Nise da Silveira, psiquiatra, em 1944 reiniciou seu trabalho no Centro Psiquiátrico D. Pedro II, no Rio de Janeiro, depois de 15 meses de reclusão por ser simpatizante das ideias de Marx. Era contra os métodos de tratamento e contenção dos doentes mentais usados na época. Em 1946 instituiu na Seção de Terapia Ocupacional a utilização da arte como meio de expressão. Percebeu que os desenhos desses pacientes apresentavam imagens e símbolos comuns a outras culturas e épocas, sendo que eles não haviam tido acesso ou conhecimento prévio dessas imagens. Correspondeu-se com Jung e este a aconselhou a estudar mitologia e religiões comparadas para encontrar a origem dos arquétipos (experiência ancestral da

humanidade simbolizada em figuras). Promoveu exposições dos trabalhos dos pacientes em 1947 e em 1949. Em 1952 criou o Museu de Imagens do Inconsciente, um importante acervo de imagens dos doentes mentais (Psychiatry on line Brasil, 2006).

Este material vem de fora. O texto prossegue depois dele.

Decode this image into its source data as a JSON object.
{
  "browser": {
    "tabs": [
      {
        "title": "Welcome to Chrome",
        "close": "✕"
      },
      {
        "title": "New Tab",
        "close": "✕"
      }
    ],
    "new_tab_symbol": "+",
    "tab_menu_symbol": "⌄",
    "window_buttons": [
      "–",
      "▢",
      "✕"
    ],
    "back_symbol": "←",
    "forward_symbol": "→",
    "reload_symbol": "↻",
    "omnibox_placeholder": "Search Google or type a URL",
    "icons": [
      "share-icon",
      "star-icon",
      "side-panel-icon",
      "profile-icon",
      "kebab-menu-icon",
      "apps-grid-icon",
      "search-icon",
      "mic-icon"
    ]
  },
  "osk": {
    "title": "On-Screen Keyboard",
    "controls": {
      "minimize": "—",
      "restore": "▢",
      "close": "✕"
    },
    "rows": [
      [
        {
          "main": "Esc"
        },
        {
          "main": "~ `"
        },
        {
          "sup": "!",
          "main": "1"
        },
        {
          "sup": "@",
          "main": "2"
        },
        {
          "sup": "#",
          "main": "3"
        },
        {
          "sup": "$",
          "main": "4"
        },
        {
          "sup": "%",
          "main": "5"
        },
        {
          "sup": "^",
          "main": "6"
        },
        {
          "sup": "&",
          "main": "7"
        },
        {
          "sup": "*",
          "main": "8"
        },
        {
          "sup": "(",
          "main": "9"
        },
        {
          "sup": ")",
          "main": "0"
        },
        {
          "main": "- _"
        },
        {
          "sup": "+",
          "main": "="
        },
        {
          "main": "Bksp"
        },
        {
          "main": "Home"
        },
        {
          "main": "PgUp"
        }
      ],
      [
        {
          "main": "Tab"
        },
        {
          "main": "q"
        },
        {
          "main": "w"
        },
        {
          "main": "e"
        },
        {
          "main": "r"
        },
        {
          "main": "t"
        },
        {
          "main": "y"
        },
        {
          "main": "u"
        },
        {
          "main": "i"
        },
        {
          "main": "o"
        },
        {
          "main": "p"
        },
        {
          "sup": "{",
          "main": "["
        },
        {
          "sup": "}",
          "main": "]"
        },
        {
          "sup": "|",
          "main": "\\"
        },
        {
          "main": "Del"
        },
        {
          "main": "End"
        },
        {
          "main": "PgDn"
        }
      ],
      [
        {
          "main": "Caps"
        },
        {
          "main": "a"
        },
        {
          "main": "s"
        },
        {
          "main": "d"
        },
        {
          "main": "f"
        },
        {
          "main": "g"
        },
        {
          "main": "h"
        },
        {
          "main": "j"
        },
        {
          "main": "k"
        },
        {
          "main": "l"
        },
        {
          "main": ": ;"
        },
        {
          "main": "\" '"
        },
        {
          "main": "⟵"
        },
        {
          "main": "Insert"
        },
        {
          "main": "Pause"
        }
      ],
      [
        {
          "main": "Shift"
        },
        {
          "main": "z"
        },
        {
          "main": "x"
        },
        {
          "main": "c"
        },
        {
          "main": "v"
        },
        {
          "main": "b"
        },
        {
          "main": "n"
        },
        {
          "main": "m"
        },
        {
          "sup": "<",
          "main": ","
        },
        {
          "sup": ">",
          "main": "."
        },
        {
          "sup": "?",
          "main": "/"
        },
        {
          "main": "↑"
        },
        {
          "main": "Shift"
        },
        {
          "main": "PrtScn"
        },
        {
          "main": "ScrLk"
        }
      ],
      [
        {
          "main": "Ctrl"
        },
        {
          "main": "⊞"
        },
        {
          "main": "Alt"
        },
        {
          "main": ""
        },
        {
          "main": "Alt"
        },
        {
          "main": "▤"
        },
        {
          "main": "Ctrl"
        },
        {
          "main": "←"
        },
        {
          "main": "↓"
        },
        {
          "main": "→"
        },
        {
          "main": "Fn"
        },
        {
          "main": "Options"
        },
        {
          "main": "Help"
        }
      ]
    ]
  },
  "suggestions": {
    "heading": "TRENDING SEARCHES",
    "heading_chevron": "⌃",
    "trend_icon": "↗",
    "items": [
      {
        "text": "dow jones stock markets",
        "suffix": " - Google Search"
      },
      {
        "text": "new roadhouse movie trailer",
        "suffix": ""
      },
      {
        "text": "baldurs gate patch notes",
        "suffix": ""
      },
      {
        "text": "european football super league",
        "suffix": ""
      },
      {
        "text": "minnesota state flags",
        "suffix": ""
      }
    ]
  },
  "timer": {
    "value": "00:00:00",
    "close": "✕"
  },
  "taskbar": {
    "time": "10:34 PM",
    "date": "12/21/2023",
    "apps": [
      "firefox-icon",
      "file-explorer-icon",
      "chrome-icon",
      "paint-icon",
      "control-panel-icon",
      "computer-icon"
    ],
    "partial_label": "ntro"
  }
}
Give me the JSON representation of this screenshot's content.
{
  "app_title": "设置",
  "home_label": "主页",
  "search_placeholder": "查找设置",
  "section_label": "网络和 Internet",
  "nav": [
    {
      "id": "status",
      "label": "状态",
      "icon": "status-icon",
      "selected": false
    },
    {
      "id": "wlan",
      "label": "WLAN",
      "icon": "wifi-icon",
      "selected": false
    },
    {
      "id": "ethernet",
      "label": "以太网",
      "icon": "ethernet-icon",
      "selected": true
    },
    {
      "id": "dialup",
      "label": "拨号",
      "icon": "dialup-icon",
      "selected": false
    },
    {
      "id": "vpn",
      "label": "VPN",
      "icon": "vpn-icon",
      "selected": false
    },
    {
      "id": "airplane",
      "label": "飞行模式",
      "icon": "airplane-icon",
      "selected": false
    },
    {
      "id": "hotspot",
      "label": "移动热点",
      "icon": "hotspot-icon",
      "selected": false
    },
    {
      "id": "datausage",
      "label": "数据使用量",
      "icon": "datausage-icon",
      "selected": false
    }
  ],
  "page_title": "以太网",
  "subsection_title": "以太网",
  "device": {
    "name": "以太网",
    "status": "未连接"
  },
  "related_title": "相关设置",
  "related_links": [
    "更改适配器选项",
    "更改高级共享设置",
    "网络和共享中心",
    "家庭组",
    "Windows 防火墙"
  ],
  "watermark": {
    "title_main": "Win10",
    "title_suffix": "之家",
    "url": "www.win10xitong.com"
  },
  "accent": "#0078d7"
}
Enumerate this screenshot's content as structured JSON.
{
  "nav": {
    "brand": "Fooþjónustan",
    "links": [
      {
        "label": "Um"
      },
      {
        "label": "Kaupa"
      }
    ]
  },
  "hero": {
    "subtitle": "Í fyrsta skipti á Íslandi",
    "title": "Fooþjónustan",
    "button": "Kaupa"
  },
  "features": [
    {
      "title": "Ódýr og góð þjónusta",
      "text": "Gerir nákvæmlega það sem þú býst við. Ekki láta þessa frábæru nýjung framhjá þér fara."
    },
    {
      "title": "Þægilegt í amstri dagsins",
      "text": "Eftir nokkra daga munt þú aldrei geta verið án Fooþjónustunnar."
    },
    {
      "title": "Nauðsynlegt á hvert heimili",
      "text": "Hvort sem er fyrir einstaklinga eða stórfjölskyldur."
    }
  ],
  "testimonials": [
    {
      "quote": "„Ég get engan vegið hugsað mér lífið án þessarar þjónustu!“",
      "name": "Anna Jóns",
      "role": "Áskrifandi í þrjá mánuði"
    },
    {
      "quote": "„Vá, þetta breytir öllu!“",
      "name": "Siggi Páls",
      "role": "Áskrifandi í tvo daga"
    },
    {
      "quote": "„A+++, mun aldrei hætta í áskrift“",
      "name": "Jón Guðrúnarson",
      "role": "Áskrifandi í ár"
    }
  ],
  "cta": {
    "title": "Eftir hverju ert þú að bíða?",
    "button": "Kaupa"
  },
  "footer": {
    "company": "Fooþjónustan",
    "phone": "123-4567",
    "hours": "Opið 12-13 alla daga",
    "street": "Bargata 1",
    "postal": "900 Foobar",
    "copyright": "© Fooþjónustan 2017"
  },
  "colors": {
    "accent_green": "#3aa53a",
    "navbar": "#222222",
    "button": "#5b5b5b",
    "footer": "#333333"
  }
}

Margaret Naumburg, em 1941, sistematizou a Arteterapia, baseando-se na obra de Freud:

“Novas Lições Introdutórias da Psicanálise”. Freud comentou que os pacientes admitiam ser

mais fácil desenhar um sonho do que contá-lo. As imagens apareciam antes das palavras por serem mais diretas, inteiras e completas. Naumburg denominou seu trabalho “Arteterapia de

Orientação Dinâmica”. Dava valor à compreensão e interpretação do produto realizado. Em

1953, Hanna Yaka Kiatkowska, em Mariland, Estados Unidos, começou a trabalhar com grupos e famílias utilizando a Arteterapia. Edith Kramer, em 1958, notou que o comportamento de quem realizava o trabalho também era importante; priorizou o processo e não apenas o produto final. Janie Rhyne, em 1973, aplicou a Gestalt Terapia ao trabalho artístico; para ela a abordagem gestáltica aliada à arte auxiliaria o indivíduo, por meio da experiência criativa, a entrar em contato com seus conflitos e expressá-los, a fim de reorganizar as próprias percepções, podendo obter um melhor equilíbrio da personalidade (Andrade LQ, 2000; Ferreira, Ciasca, 2012; Ciasca, 2009).